A study recently published in Innovare Journal of Medical Science offers some insight. The meta-analysis (a review of several published studies) examined 76 published studies from 2019 and last year. 

The conclusion was that more than 70% of the research studies published on CBD’s effects on anxiety and stress demonstrated positive outcomes. Unlike previous research studies that quantified CBD’s efficacy only on lower forms of life such as worms, the meta-analysis included studies on humans. 

CBD was found to be useful especially for the specific type of anxiety called anticipator anxiety, an example of which is public speaking. Researchers believe that CBD helps relax the part of the brain that processes emotional information. 

Depression and anxiety commonly occur together; the two disorders share common treatments, according to WebMD.com. The meta-analysis shows a 66.6% positive improvement for clinicians who used CBD as an alternative treatment for depression.

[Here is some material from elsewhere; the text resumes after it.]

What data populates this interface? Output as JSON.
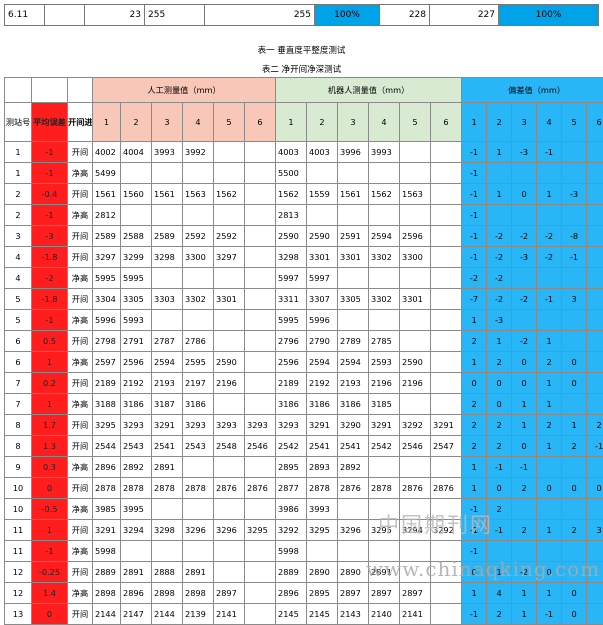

Of course, more research is needed to draw conclusions, and without doubt, more research is forthcoming. One drawback to the study is that the dosage varied widely across the studies, from 50 mg of CBD to 600 mg per day. 

It’s also important to note that in each of the 76 studies, CBD isolate was used. CBD isolate does not contain other cannabinoids in the cannabis sativa plant.

Thus, unlike full-spectrum CBD oil, isolate does not provide the “entourage effect.” Both high-quality CBD isolate and full-spectrum may provide some level of relief for anxiousness. To date, there has been no peer-reviewed research comparing the two for anxiety-reduction efficacy.